Сердце билось у Хаффа в горле, когда вслед за отцом он подошел к окну. Возле лачуги остановилась блестящая черно-белая машина с красно-синим фонарем на крыше. Рядом с полицейским сидел мистер Хамфри. Они вышли из машины и направились к хибарке. Полицейский похлопывал дубинкой по широкой крепкой ладони.

Отец велел Хаффу оставаться в доме, а сам вышел навстречу приехавшим.

— Добрый вечер, мистер Хамфри.

— Мне не нужны от тебя неприятности.

— Простите, сэр?

— Давай сюда.

— Что дать, мистер Хамфри?

— Не придуривайся, парень! — рявкнул полицейский. — Мистер Хамфри знает, что ты ее взял.

— Я ничего не брал.

— Ты ведь знаешь, что я держу наличные в коробке из-под сигар.

— Да, сэр.

— Так вот, эта коробка пропала. Кто, кроме тебя, мог ее взять?

— Я не знаю, сэр, только я не брал.

— Ты тупой ублюдок, белая рвань, думаешь, я тебе поверю?

Хафф высунулся в окно и перевесился через подоконник. Лицо мистера Хамфри побагровело. Полицейский улыбался, только улыбка была неприятной. Он передал дубинку мистеру Хамфри.

— Может, это поможет ему вспомнить?

— Мистер Хамфри, я…

Это все, что успел сказать отец Хаффа до того, как мистер Хамфри ударил его дубинкой. Он попал Хойлу по плечу и, видимо, что-то сломал, потому что отец Хаффа упал на одно колено.

— Я клянусь, я бы никогда не украл…

Мистер Хамфри ударил его снова, на этот раз по голове. Звук был таким, словно топор расколол сухое полено. Отец упал на землю. Он лежал, не шевелясь, и не издавал ни звука. Хафф как будто прирос к подоконнику. Он тяжело дышал от страха, все происходящее казалось ему ужасным ном.

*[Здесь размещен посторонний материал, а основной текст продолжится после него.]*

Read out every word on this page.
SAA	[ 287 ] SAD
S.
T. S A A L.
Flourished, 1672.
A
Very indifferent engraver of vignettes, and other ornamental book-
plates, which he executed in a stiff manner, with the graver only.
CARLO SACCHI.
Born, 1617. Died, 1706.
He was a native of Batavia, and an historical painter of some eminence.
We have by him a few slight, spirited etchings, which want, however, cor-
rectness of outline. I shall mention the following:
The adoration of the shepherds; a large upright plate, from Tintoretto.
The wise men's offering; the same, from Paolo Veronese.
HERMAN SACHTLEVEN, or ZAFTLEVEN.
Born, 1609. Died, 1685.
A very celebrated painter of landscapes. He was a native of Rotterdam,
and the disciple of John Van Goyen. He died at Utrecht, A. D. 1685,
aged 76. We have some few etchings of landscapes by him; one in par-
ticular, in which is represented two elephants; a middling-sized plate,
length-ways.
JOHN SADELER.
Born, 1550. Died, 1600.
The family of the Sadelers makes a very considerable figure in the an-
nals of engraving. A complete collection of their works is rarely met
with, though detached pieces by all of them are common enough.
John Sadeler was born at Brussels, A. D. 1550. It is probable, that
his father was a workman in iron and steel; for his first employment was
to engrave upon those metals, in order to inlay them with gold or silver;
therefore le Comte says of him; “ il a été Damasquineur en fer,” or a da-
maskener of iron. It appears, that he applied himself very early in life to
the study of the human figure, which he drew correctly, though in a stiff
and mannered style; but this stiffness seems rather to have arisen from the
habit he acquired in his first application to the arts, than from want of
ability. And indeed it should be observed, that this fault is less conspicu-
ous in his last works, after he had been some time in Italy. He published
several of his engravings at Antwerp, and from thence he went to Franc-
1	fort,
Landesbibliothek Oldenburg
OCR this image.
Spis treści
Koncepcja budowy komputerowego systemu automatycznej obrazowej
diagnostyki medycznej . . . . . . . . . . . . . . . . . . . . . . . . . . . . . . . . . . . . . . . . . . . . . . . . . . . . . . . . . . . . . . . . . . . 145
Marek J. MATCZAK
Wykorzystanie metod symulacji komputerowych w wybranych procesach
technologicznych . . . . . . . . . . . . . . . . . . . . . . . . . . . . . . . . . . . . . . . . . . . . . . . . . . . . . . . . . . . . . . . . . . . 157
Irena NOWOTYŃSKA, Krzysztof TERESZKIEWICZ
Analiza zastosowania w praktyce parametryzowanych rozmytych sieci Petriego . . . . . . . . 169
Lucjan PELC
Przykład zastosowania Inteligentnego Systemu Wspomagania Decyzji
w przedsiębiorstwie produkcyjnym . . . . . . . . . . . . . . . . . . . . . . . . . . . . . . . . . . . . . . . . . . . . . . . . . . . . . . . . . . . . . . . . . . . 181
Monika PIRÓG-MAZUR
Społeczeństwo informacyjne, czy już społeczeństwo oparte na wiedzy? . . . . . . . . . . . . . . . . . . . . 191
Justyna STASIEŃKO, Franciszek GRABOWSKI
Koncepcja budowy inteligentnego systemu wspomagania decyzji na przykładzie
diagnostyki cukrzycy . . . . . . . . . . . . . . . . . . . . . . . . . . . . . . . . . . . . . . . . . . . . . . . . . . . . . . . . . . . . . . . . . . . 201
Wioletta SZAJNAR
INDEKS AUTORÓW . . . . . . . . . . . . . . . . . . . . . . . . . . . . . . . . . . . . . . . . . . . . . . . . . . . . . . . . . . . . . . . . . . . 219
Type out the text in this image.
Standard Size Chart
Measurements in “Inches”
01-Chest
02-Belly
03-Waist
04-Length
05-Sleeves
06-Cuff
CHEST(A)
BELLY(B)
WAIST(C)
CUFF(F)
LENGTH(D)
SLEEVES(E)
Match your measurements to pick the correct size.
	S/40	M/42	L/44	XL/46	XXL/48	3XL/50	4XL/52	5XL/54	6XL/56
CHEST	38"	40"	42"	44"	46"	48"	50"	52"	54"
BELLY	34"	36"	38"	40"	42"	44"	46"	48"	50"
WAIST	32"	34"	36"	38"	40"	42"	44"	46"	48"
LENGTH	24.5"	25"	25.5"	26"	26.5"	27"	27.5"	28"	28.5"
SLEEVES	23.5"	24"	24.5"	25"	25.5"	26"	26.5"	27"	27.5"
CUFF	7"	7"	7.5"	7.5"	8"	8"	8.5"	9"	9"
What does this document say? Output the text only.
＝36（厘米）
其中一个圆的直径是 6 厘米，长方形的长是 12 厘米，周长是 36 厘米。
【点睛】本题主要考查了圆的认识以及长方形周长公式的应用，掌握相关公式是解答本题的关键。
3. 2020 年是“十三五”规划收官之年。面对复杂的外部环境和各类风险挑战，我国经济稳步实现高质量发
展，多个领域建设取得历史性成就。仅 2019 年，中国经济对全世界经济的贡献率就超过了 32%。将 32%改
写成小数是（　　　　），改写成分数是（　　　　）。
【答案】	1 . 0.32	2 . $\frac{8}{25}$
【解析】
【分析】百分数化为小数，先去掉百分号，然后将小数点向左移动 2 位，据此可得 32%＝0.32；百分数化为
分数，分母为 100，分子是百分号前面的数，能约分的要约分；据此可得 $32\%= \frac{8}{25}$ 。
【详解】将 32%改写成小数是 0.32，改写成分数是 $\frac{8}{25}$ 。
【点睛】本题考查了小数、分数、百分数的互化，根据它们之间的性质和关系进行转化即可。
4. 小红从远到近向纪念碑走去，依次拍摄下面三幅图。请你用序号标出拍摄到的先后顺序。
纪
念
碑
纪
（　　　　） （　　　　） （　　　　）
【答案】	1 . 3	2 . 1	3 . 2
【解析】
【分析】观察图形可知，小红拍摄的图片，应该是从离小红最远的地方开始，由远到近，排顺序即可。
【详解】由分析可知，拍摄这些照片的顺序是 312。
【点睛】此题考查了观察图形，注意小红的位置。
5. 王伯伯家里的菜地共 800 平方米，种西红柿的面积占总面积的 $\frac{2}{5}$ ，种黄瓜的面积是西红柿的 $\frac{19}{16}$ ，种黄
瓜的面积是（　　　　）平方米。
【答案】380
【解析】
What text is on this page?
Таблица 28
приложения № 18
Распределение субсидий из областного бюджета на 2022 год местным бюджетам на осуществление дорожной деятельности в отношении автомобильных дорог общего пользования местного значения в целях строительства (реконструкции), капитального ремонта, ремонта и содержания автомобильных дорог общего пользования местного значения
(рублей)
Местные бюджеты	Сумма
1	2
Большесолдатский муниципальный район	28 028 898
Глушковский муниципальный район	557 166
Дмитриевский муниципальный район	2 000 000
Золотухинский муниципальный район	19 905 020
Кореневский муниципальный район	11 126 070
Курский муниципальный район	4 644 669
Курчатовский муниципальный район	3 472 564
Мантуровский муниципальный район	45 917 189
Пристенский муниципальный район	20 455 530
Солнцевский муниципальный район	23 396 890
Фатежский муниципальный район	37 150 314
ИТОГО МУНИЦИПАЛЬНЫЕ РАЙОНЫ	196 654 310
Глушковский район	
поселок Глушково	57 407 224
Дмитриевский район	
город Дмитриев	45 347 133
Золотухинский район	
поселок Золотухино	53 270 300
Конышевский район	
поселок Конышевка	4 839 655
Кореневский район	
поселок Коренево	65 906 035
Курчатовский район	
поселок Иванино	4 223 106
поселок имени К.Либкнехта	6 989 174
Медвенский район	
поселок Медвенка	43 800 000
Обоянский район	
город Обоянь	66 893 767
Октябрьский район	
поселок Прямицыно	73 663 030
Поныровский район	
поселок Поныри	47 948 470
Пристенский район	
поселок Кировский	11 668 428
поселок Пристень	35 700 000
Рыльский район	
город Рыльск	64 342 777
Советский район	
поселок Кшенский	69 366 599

— Господи, мистер Хамфри, здорово же вы его приложили, — присвистнул полицейский, наклоняясь над Хойлом.

— Это научит его, как красть у меня. — Это его ничему не научит. — Полицейский выпрямился, достал из кармана брюк носовой платок и вытер кровь с пальцев. — Он мертв. — Издеваешься, да? — Мертвее не бывает.

Мистер Хамфри взвесил дубинку в руке. — У тебя что там, стальной стержень внутри?

— Очень помогает усмирять ниггеров. — Полицейский ткнул Хойла носком ботинка. — Как его звали?

Мистер Хамфри сказал, но произнес фамилию не совсем верно. — Он был просто белым бродягой. Ты стараешься, ведешь себя по-христиански, протягиваешь руку помощи, а в ответ тебя кусают.

— Чистая правда, что тут скажешь, — поддакнул полицейский, сочувственно качая головой.

— Ладно, завтра пришлю сюда могильщика. Полагаю, округу придется раскошелиться на похороны, — мистер Хамфри хмыкнул.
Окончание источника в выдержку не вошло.